Green Infrastructure
Green Infrastructure
RPA is working with local officials to map properties and landforms along the rivers and tributaries that crisscross the Regional Center, identifying sections that can be acquired and landscaped in the short-to-medium term, and addressing both short and long-term implementation issues, including financing for land acquisition, planning, development and operations, overcoming state permission for projects to proceed, and state regulations that limit redevelopment options. Specifically, RPA is producing a Green Urban Design Plan for the center, and is working to realize greenways along the Raritan and Peter?s Brook river corridors.

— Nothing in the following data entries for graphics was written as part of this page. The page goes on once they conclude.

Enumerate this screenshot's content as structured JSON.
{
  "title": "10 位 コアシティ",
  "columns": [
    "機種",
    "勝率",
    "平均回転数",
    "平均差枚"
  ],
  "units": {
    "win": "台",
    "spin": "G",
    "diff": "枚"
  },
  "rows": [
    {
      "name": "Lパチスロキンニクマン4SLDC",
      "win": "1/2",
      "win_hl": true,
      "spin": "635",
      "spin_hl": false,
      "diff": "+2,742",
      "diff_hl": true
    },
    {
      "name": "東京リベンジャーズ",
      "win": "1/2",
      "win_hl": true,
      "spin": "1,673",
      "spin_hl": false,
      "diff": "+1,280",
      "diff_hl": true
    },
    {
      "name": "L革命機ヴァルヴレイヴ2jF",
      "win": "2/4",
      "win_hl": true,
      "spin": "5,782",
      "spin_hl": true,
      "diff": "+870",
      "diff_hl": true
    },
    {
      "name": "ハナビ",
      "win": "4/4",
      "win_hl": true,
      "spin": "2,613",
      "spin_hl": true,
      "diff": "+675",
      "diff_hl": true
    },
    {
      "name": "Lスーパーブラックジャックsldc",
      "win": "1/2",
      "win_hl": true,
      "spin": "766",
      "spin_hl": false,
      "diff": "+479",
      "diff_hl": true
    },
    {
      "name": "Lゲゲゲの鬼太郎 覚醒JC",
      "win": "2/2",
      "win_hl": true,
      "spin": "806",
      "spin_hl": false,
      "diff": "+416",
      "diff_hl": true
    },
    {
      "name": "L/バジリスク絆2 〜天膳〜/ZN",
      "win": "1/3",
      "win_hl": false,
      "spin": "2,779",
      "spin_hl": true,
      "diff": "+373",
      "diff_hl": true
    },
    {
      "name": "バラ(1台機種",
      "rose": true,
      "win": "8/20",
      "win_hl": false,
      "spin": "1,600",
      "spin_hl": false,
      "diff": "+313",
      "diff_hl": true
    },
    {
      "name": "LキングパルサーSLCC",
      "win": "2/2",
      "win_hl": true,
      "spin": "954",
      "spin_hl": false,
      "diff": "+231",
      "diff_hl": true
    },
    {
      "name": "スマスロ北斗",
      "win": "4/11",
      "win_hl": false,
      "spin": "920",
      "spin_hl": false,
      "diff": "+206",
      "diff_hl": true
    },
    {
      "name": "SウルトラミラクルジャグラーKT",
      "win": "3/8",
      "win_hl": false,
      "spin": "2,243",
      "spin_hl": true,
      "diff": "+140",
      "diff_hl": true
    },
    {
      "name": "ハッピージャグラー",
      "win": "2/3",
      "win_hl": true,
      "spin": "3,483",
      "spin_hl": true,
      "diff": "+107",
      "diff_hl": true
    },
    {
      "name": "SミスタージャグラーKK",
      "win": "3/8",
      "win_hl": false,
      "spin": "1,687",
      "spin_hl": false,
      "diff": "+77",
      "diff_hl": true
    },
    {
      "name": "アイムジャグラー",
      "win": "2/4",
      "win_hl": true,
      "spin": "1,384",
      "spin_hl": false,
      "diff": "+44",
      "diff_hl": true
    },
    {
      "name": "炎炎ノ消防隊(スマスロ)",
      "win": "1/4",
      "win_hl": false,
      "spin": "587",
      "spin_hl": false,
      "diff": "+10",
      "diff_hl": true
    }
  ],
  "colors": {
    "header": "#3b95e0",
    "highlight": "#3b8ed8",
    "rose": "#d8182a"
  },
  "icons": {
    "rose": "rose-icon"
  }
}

Route 22 Redesign Route 22
RPA is scoping a conceptual redevelopment plan for the corridor, considering both the long-range vision of this commercial corridor as a more compact, functional mixed-use corridor, as well as short-term actions to realize this vision, including financing options and relocation of specific businesses. Part of the project includes creating a physical model for the corridor and meeting with land owners, businesses, and officials to test redevelopment options.
Locality Redesign Transit Villages
There are a number of areas whose redevelopment would strengthen station areas throughout the regional center. RPA is developing a concept plan for one such redevelopment area -- a vacant brownfield site near Somerville's NJ Transit train station – that can be used as a model for other redevelopment areas.